昔の話、私と友人とでジャズの話をするたびに、欲しいなあ、欲しいなあと語ったものだ。
ところが値段も最高級であった。 具体的な価格が記憶にないので、友人に電話をして訊くと、待ってましたというかC29は定価五十五万円、MC2255は百とんで九万八千円と即答が帰って来た。
まだボケてないね。
当時の物価指数で行くと、とんでも無い価格であるが、彼は、それを良い中古が出たという事であっさり購入。

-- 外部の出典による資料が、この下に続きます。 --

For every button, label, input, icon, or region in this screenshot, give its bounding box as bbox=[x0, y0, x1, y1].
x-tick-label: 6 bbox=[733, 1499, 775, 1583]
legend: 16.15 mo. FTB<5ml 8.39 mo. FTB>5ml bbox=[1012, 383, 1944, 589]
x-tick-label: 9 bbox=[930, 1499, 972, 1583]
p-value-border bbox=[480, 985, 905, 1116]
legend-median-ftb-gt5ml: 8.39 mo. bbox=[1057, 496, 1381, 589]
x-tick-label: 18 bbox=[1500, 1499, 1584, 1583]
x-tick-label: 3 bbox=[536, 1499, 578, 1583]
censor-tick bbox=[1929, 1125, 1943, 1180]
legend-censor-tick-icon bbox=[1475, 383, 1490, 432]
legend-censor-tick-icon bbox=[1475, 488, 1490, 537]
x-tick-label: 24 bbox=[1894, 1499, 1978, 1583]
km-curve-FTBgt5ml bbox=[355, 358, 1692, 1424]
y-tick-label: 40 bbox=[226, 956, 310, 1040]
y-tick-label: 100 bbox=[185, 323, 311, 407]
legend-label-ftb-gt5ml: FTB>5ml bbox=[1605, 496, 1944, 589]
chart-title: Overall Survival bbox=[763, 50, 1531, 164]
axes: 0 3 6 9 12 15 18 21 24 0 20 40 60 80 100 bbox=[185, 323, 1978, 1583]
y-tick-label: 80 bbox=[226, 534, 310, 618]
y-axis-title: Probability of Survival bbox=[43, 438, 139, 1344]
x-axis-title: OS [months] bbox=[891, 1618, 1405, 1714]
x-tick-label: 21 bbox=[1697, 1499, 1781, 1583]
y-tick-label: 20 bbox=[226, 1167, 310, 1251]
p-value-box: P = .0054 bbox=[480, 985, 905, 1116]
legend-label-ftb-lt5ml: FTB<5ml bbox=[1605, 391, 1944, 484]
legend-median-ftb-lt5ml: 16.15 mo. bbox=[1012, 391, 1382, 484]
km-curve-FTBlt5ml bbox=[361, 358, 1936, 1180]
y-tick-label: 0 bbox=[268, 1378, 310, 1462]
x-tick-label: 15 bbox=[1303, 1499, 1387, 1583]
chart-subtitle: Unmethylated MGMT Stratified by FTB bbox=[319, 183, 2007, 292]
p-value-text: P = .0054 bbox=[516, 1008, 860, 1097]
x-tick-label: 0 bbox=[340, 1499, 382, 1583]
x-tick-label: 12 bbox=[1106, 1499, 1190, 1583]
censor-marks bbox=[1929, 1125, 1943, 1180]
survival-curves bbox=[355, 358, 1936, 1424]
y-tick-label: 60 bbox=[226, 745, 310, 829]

先を越された私は、まさか同じものを買うのもシャクなので、悩んだあげくMC275を購入した。
どちらもパワフルな所が共通している。
その後、彼はC40とMC500という超ど級のシステムに進む。
音色は、前者の音はガツンで、後者の音は豊潤と言うのが正しく、エライ違いである。

さて、時は流れ、私が店を始める時にアンプで何か良いのが無いかと探していると、友人が「僕ので良ければ、適当なお金で売りますよ」ということになり、その余っていた29/2255セットを15万円ほどで売ってくれたのである。
ありがたいのは友達。
それ以来、店に鎮座して、天井・壁の青い色と相性がよく光を放っているのである。

ジャズはブルーだからね。
アンプの色もブルーが良いんだ。
オーディオの選択は音だけでもないんだ。